Are things so markedly changed this time around that we should completely blow off this threshold? Is the market dynamics and the psychology behind it so fundamentally transformed by both the great financial crash of 2008 and the dot-com bubble bursting that we should worry less? Unfortunately, the answer isn’t clear-cut. I wish it was. A lot of the answer would turn on what truly is driving the NASDAQ’s rapid increase in valuation.

There are a lot of theories. Primarily, it is due to the fact that a lot of highly valued companies are in the NASDAQ 500. Apple, Starbucks, Priceline, and Amazon are in the NASDAQ 500. Those companies are solid gold companies. After all, Apple just released quarterly earnings that are some of the highest since human history.
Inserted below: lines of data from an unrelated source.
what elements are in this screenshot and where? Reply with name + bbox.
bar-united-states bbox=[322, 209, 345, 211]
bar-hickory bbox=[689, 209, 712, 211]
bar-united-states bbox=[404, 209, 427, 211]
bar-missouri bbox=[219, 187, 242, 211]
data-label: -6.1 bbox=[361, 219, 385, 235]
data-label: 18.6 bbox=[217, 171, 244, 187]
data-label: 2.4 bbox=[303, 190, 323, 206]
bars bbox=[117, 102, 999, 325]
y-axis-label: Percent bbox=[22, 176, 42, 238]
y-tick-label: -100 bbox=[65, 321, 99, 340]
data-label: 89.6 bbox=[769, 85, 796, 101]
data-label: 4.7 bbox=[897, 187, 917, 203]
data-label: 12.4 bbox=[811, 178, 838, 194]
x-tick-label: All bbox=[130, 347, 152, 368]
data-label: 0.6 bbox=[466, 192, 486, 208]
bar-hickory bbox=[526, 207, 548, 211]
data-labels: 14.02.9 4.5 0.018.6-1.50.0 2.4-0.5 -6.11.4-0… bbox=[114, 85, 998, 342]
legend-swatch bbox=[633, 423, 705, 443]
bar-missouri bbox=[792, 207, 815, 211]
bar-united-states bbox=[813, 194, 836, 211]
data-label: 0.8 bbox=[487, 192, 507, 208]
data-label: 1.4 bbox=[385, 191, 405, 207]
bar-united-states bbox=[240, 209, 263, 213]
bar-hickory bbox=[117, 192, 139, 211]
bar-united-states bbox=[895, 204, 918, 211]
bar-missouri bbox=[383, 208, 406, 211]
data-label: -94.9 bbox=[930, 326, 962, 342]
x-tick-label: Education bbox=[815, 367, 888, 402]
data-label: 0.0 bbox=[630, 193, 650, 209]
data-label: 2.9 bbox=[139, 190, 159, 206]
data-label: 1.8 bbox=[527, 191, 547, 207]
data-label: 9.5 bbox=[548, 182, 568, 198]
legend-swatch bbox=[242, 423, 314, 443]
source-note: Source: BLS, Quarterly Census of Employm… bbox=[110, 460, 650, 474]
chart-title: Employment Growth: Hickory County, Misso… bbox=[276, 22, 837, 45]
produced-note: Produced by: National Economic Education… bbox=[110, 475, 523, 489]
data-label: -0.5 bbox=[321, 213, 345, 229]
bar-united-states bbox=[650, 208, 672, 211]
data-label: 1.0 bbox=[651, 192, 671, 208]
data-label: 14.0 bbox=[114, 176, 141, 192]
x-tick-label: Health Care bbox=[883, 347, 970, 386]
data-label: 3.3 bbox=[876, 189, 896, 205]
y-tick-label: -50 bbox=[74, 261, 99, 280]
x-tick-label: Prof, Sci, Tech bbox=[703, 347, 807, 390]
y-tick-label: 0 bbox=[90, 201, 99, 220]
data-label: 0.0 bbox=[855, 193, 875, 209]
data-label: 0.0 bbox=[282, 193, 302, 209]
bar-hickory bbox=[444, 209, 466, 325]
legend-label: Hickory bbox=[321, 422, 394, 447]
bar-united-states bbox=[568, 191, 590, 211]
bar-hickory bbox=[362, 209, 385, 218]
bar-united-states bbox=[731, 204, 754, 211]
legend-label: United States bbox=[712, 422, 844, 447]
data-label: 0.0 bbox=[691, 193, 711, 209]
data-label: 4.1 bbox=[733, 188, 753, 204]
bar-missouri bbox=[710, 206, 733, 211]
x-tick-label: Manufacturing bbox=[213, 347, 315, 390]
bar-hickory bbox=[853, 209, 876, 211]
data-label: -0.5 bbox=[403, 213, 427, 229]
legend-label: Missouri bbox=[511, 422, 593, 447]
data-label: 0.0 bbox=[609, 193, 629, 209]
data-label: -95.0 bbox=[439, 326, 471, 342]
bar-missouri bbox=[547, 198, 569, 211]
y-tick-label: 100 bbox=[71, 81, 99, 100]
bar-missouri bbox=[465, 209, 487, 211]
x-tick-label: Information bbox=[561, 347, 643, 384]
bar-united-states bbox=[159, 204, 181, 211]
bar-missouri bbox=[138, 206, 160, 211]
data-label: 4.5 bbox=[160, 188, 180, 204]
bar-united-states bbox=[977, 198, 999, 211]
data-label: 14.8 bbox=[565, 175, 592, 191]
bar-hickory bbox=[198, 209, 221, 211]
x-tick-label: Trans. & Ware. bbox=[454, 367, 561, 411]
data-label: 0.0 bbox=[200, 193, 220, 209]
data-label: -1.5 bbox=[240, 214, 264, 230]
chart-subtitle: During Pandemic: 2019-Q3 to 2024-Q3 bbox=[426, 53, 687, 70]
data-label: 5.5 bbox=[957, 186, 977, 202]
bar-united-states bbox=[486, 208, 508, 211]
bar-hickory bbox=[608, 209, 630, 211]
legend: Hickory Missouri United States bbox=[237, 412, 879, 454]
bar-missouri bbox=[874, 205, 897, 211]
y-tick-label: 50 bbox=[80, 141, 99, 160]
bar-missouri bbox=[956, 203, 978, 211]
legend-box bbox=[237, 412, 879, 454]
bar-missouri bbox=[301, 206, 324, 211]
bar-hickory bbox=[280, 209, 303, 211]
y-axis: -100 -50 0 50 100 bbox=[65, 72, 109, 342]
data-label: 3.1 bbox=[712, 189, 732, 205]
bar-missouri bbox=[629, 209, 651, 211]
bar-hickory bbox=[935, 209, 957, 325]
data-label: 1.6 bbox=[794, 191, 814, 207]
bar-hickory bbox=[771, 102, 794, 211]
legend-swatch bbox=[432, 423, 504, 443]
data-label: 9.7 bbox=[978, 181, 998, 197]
The same goes, to a much lesser extent, with Amazon. Put all these factors together and it is no surprise that the NASDAQ is having such a great time. It would be nice if the explanation was that simple.

The 800-pound gorilla in the room of course is the fact that equities market, not just in United States but in Tokyo, the European Union, and, to a lesser extent, markets all over the world, are overly stimulated by cheap money. You only need to look at the US Federal Reserve’s policies of quantitative easing and near zero interest rates to understand what I’m talking about. With all this cheap liquidity, which was originally intended to stimulate real economic activity, flooding financial markets, it is no surprise that some of them would find their way back into stocks. With all these cheap money, good investments tend to become easily overvalued, and a lot of cash ends up being put on riskier stocks. Since the NASDAQ tends to be weighted more towards biotechnology and technology companies, there’s a lot of risk in that sector of the market. Thanks to the sky-high valuations, it’s not a surprise to see the NASDAQ appreciate to its current level.